Das mit dieser Vorschrift verbundene Haftungsrisiko ist – je nach Streitwert – potenziell hoch. Denn die entrichtete gerichtliche Pauschalgebühr ist verloren, wenn das Gericht die Klage mangels durchlaufener außergerichtlicher Streitbeiligung oder mangels Bestätigung darüber zurückweist.
Außerdem geht Zeit verloren, wenn der Kläger nach gescheiterter Klagseinbringung den mindestens drei Monate dauernden Streitbeilegungsversuch durchlaufen muss.
Anwendbar ist die außergerichtliche Streitbeilegung insbesondere auch auf die Geltendmachung des Ausgleichsanspruchs.
Der Ursprung des KraSchG: Kfz-GVO „alt“
Ziel des Kraftfahrzeugsektor-Schutzgesetzes war es, die Interessen der Kfz-Vertragshändler und -werkstätten zu schützen.
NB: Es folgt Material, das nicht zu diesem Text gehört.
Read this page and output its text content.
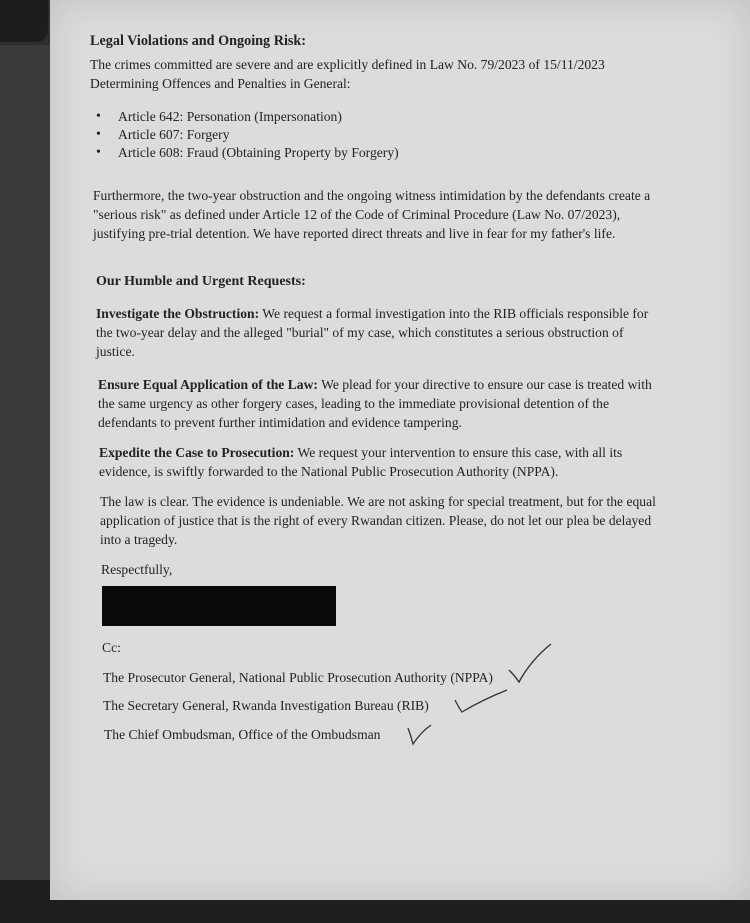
Legal Violations and Ongoing Risk:

The crimes committed are severe and are explicitly defined in Law No. 79/2023 of 15/11/2023 Determining Offences and Penalties in General:

• Article 642: Personation (Impersonation)
• Article 607: Forgery
• Article 608: Fraud (Obtaining Property by Forgery)

Furthermore, the two-year obstruction and the ongoing witness intimidation by the defendants create a "serious risk" as defined under Article 12 of the Code of Criminal Procedure (Law No. 07/2023), justifying pre-trial detention. We have reported direct threats and live in fear for my father's life.

Our Humble and Urgent Requests:

Investigate the Obstruction: We request a formal investigation into the RIB officials responsible for the two-year delay and the alleged "burial" of my case, which constitutes a serious obstruction of justice.

Ensure Equal Application of the Law: We plead for your directive to ensure our case is treated with the same urgency as other forgery cases, leading to the immediate provisional detention of the defendants to prevent further intimidation and evidence tampering.

Expedite the Case to Prosecution: We request your intervention to ensure this case, with all its evidence, is swiftly forwarded to the National Public Prosecution Authority (NPPA).

The law is clear. The evidence is undeniable. We are not asking for special treatment, but for the equal application of justice that is the right of every Rwandan citizen. Please, do not let our plea be delayed into a tragedy.

Respectfully,

Cc:

The Prosecutor General, National Public Prosecution Authority (NPPA)

The Secretary General, Rwanda Investigation Bureau (RIB)

The Chief Ombudsman, Office of the Ombudsman
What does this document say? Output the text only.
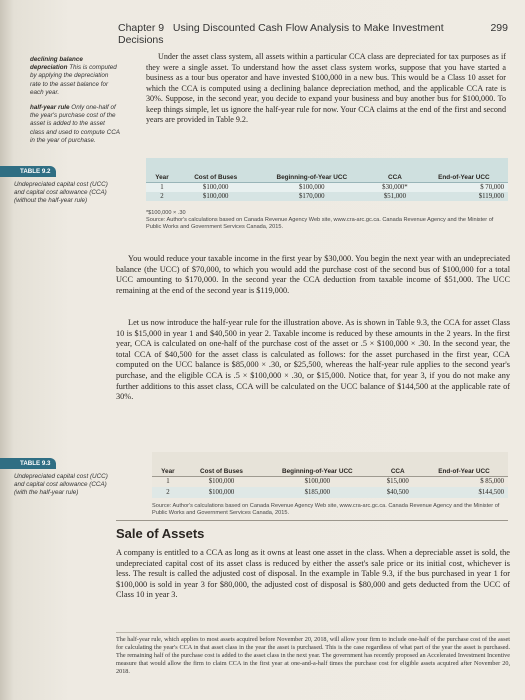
Chapter 9 Using Discounted Cash Flow Analysis to Make Investment Decisions
299
declining balance depreciation This is computed by applying the depreciation rate to the asset balance for each year.
half-year rule Only one-half of the year's purchase cost of the asset is added to the asset class and used to compute CCA in the year of purchase.

Under the asset class system, all assets within a particular CCA class are depreciated for tax purposes as if they were a single asset. To understand how the asset class system works, suppose that you have started a business as a tour bus operator and have invested $100,000 in a new bus. This would be a Class 10 asset for which the CCA is computed using a declining balance depreciation method, and the applicable CCA rate is 30%. Suppose, in the second year, you decide to expand your business and buy another bus for $100,000. To keep things simple, let us ignore the half-year rule for now. Your CCA claims at the end of the first and second years are provided in Table 9.2.

TABLE 9.2
Undepreciated capital cost (UCC) and capital cost allowance (CCA) (without the half-year rule)
Year	Cost of Buses	Beginning-of-Year UCC	CCA	End-of-Year UCC
1	$100,000	$100,000	$30,000*	$ 70,000
2	$100,000	$170,000	$51,000	$119,000
*$100,000 × .30
Source: Author's calculations based on Canada Revenue Agency Web site, www.cra-arc.gc.ca. Canada Revenue Agency and the Minister of Public Works and Government Services Canada, 2015.

You would reduce your taxable income in the first year by $30,000. You begin the next year with an undepreciated balance (the UCC) of $70,000, to which you would add the purchase cost of the second bus of $100,000 for a total UCC amounting to $170,000. In the second year the CCA deduction from taxable income of $51,000. The UCC remaining at the end of the second year is $119,000.

Let us now introduce the half-year rule for the illustration above. As is shown in Table 9.3, the CCA for asset Class 10 is $15,000 in year 1 and $40,500 in year 2. Taxable income is reduced by these amounts in the 2 years. In the first year, CCA is calculated on one-half of the purchase cost of the asset or .5 × $100,000 × .30. In the second year, the total CCA of $40,500 for the asset class is calculated as follows: for the asset purchased in the first year, CCA computed on the UCC balance is $85,000 × .30, or $25,500, whereas the half-year rule applies to the second year's purchase, and the eligible CCA is .5 × $100,000 × .30, or $15,000. Notice that, for year 3, if you do not make any further additions to this asset class, CCA will be calculated on the UCC balance of $144,500 at the applicable rate of 30%.

TABLE 9.3
Undepreciated capital cost (UCC) and capital cost allowance (CCA) (with the half-year rule)
Year	Cost of Buses	Beginning-of-Year UCC	CCA	End-of-Year UCC
1	$100,000	$100,000	$15,000	$ 85,000
2	$100,000	$185,000	$40,500	$144,500
Source: Author's calculations based on Canada Revenue Agency Web site, www.cra-arc.gc.ca. Canada Revenue Agency and the Minister of Public Works and Government Services Canada, 2015.
Sale of Assets

A company is entitled to a CCA as long as it owns at least one asset in the class. When a depreciable asset is sold, the undepreciated capital cost of its asset class is reduced by either the asset's sale price or its initial cost, whichever is less. The result is called the adjusted cost of disposal. In the example in Table 9.3, if the bus purchased in year 1 for $100,000 is sold in year 3 for $80,000, the adjusted cost of disposal is $80,000 and gets deducted from the UCC of Class 10 in year 3.

The half-year rule, which applies to most assets acquired before November 20, 2018, will allow your firm to include one-half of the purchase cost of the asset for calculating the year's CCA in that asset class in the year the asset is purchased. This is the case regardless of what part of the year the asset is purchased. The remaining half of the purchase cost is added to the asset class in the next year. The government has recently proposed an Accelerated Investment Incentive measure that would allow the firm to claim CCA in the first year at one-and-a-half times the purchase cost for eligible assets acquired after November 20, 2018.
Denn die alte Kfz-GVO Nr. 1400/2002, die zahlreiche Bestimmungen zum Schutze der Interessen der Händler/Werkstätten enthalten hatte, verlor mit 31. Mai 2013 ihre Geltung.
Das Kraftfahrzeugsektor-Schutzgesetz hat Bestimmungen der alten Kfz-GVO nun zum Teil in die nationale Zivilrechtsgesetzgebung überführt.
Allerdings hat sie sich damit nicht begnügt. Denn insbesondere eine verpflichtende außergerichtliche Streitbeilegung hatte die alte Kfz-GVO nicht gekannt. Daran knüpft nun auch Kritik am Kraftfahrzeugsektor-Schutzgesetz an:
Kritik am KraSchG
Gerade in Fällen, in denen sich die Streitteile unversöhnlich gegenüber stehen, beschränkt sich der Effekt des zwingend vorgeschaltenen Prozederes darauf, dass die klagende Partei ab dem Entschluss, Klage einzubringen, länger auf eine Endentscheidung warten muss.
Außergerichtliche Gespräche häufig schon vorher
Der Gesetzgeber hat Folgendes nicht ausreichend berücksichtigt. Schon in der Zeit vor dem 1.6.2013, als eine außergerichtliche Streitbeilegung noch nicht verpflichtend war, haben die Parteien bei Meinungsverschiedenheiten in der Regel Vergleichsgespräche geführt. Dies vor allem dann, wenn eine Mindestgesprächsbasis bestand.
Diese Vergleichsgespräche fanden in der Regel ohne Schlichter/Richter/Mediator statt. Und diese formlosen Vergleichsgespräche finden auch heute noch statt, und zwar vor Einleitung eines Verfahrens nach § 7 KraSchG.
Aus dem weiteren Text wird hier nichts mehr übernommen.